Matt Caponi

Biographical details
- Born: Pittsburgh, Pennsylvania, U.S.

Playing career
- 2000–2003: Mount Union
- Position(s): Safety

Coaching career (HC unless noted)
- 2004: Mount Union (SA)
- 2005: Mount Union (LB)
- 2006–2007: Washington & Jefferson (DB)
- 2008–2010: Washington & Jefferson (DC/DB)
- 2011: Pittsburgh (GA)
- 2012: Arizona (GA)
- 2013–2015: Arizona (S)
- 2016–2018: West Virginia (DB)
- 2019–2022: Iowa State (CB)
- 2023: North Texas (DC/CB)
- 2024: North Texas (DC)

= Matt Caponi =

American football coach

Matt Caponi is an American college football coach. He was most recently the defensive coordinator for the North Texas Mean Green.

==College career==
Caponi attended Mount Union College—now known as University of Mount Union—in Alliance, Ohio, where he played football for four years as a safety for the Mount Union Purple Raiders. He was a team captain and earned Second-Team All-Conference honors as a senior i 2003. Caponi helped Mount Union achieve a 55–1 record and win three NCAA Division III Football Championships during his four years.

==Coaching career==
Caponi started his coaching career at Mount Union as a student assistant. After one year with Mount Union as a student assistant he was promoted to coach the linebackers. Caponi's next stop was with Washington & Jefferson as their defensive backs coach. After two years as the defensive backs coach, Washington & Jefferson promoted Caponi to be the defensive coordinator. Caponi was then hired by Pittsburgh as a graduate assistant. After one year in Pittsburgh, Caponi joined Arizona as a graduate assistant. Caponi was then promoted to coach the safeties for Arizona after one season as a graduate assistant. Then after four total year with Arizona, Caponi's next stop was as the defensive backs coach for West Virginia. After three years with West Virginia as the defensive backs coach, Iowa State hired Caponi to coach the cornerbacks.
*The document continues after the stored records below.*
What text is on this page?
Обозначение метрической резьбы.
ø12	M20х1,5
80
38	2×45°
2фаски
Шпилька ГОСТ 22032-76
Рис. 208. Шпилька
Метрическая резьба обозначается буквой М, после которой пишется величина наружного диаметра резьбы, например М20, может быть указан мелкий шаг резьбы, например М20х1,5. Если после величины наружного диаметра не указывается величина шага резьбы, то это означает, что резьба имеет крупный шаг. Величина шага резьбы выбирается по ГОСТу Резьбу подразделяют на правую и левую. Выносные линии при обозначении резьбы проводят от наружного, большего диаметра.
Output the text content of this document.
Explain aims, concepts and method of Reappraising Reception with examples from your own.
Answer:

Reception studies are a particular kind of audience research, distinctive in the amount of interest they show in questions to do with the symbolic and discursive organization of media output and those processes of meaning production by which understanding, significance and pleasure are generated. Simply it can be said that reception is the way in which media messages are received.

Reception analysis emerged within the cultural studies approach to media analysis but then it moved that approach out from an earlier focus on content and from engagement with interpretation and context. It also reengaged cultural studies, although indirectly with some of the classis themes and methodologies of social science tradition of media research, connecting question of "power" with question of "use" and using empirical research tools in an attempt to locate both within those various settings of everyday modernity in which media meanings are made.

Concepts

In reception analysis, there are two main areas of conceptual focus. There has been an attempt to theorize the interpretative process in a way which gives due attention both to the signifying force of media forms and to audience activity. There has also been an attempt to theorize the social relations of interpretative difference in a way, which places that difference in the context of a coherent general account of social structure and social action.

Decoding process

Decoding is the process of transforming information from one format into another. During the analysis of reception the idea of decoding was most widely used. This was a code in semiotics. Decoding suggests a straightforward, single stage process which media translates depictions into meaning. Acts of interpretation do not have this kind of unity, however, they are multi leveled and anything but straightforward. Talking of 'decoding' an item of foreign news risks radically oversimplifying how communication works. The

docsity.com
Then after three years with Iowa State, Caponi got his first FBS defensive coordinator job, as he was hired by North Texas to be the defensive coordinator and cornerbacks coach. Caponi was fired as the Mean Green's defensive coordinator on November 16, 2024 following a 27–48 loss to UTSA, where the Mean Green defense allowed 681 yards of total offense.